Inside the Metro stations there are also Correspondence maps – electronic maps with little light bulbs marking each station. If you push the button next to your destination, the route between where you are at the moment and where you want to go will light up. This doesn’t always give the shortest route, but if you are lost in the system, it could serve as a lifesaver.

Each Metro train has a number, 1 through 14.

The number 14 line is the most recent addition to the system and is a technological marvel because it has no operator. This line is totally computerized.

The signs for each number also include the name of the line. This would be the last stops on either end. Example: Line 4 is called ‘Porte de Clignancourt/Porte d’Orlean’. The train is marked with the number and the name on the front of the train and in each car. You are going in the correct direction if your destination lies somewhere between where you are at the moment and the station at the end of the line.

When exiting the trains, you can find connecting trains by following the orange Correspondence (transfer) signs. To exit The Metro, follow the blue/white signs that say Sortie (exit).

Hours of Operation: 5:30AM – 12:30 (midnight:30) Plan your late night Metro trips carefully, or plan to take a taxi if you won’t be at a station before the last train leaves.

Single ticket bought in the Metro = 1,70 euros
Single ticket bought on the Bus = 1,90 euros

Navigo Découverte = The Navigo Découverte has replaced the Carte d’Orange. There are ten different versions of this Metro pass, depending on how many zones you want to travel in. You still need an extra passport size photo to get one. The plastic card costs 5 euros, and you can add 16.80 euros per week for the Navigo refill. The old Carte d’Orange passes were made primarily for locals who use the Metro to commute to work everyday or have a routine schedule. But you can make new Navigo work for you if you are staying for a long period of time and already know Paris well enough to know what kind of pass you will need.

Un Carnet = 10 tickets: 12,70 euros: This is the way to go if you are not staying for a full week. If you find yourself walking almost everywhere in Paris, a Carnet may be a better deal than the Navigo.

Un Carnet for children between the ages of 4 and 10: 6,25 euros

The RATP site now has a fancy interactive Metro Map – kind of like the one in the Metro stations with the lights that tell you which route to take.

Taking the Metro in Paris is almost like living underground. The maze of tunnels and walkways, signs pointing this way and that, boulangeries, alimentaires, musicians, and beggars give this underground part of Paris a life all of its own. Be prepared for walking a lot through the metro – from changing trains to finding the exit. Many of the stations were built before escalators, so there are a lot of stairs to climb.

Riding without tickets on the Metro, and getting caught, will bring you a hefty fine, payable on the spot. This writer has tempted fate too many times on this system and now rides with a pass or ticket at all times. ! There also seems to be more policing of the Metro Stations and checking for tickets these days.
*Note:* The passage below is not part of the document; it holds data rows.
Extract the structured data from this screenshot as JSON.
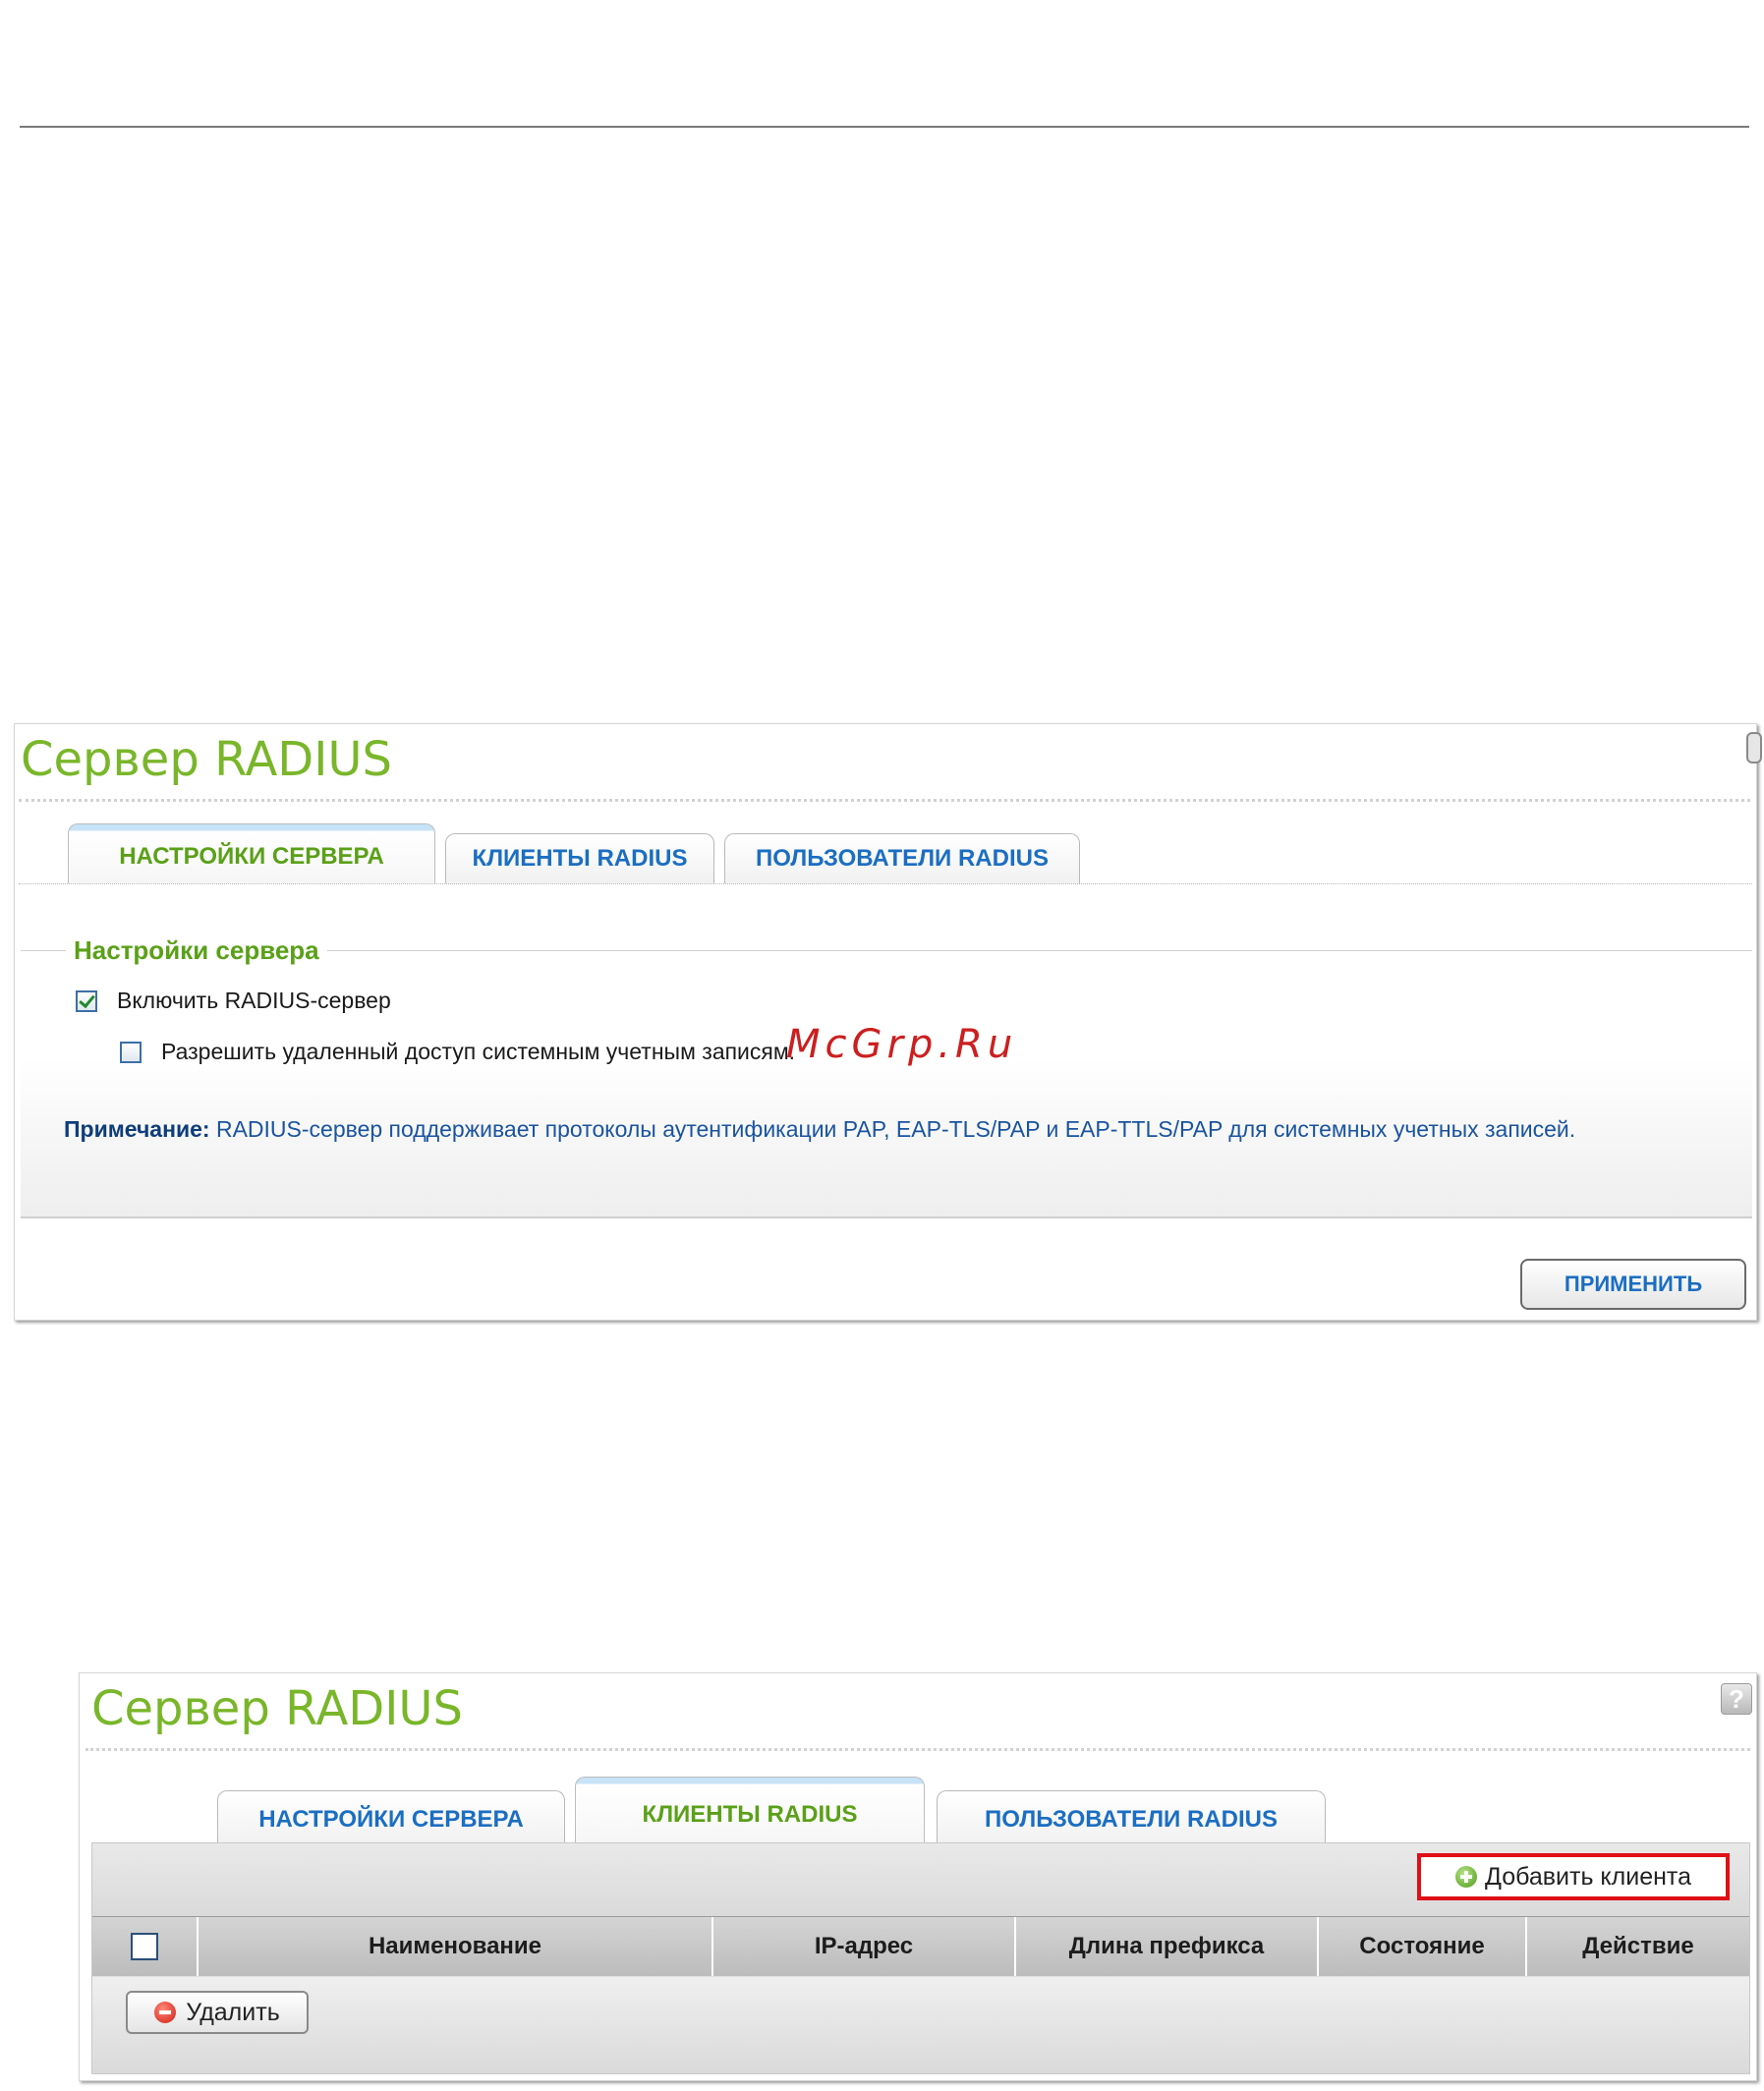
{
  "watermark": "McGrp.Ru",
  "panel1": {
    "title": "Сервер RADIUS",
    "tabs": [
      {
        "label": "НАСТРОЙКИ СЕРВЕРА",
        "active": true
      },
      {
        "label": "КЛИЕНТЫ RADIUS",
        "active": false
      },
      {
        "label": "ПОЛЬЗОВАТЕЛИ RADIUS",
        "active": false
      }
    ],
    "section_title": "Настройки сервера",
    "enable_label": "Включить RADIUS-сервер",
    "enable_checked": true,
    "remote_label": "Разрешить удаленный доступ системным учетным записям.",
    "remote_checked": false,
    "note_prefix": "Примечание:",
    "note_text": " RADIUS-сервер поддерживает протоколы аутентификации PAP, EAP-TLS/PAP и EAP-TTLS/PAP для системных учетных записей.",
    "apply_label": "ПРИМЕНИТЬ"
  },
  "panel2": {
    "title": "Сервер RADIUS",
    "help_label": "?",
    "tabs": [
      {
        "label": "НАСТРОЙКИ СЕРВЕРА",
        "active": false
      },
      {
        "label": "КЛИЕНТЫ RADIUS",
        "active": true
      },
      {
        "label": "ПОЛЬЗОВАТЕЛИ RADIUS",
        "active": false
      }
    ],
    "add_client_label": "Добавить клиента",
    "columns": [
      "Наименование",
      "IP-адрес",
      "Длина префикса",
      "Состояние",
      "Действие"
    ],
    "delete_label": "Удалить"
  },
  "icons": {
    "add": "plus-circle-icon",
    "delete": "minus-circle-icon",
    "help": "help-icon",
    "check": "checkmark-icon"
  },
  "colors": {
    "title_green": "#79b62a",
    "tab_blue": "#1b6ec2",
    "active_tab_green": "#5aa018",
    "highlight_red": "#e10f17"
  }
}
Also – Beware of pickpockets. If you stay aware of your surroundings and your possessions, you will be fine. But don’t make a habit of carrying too many things or being leisurely with your bags. Women should always keep a hand on their bag, and wear a shoulder bag across the chest and facing front (or at least facing front if the strap isn’t long enough to cross your chest). Men should always be aware of the placement of their wallet. Keep Metro tickets in your pocket, separate from your wallet. This way would-be thieves will not see where you keep your wallet. What are they looking for? Money and passports.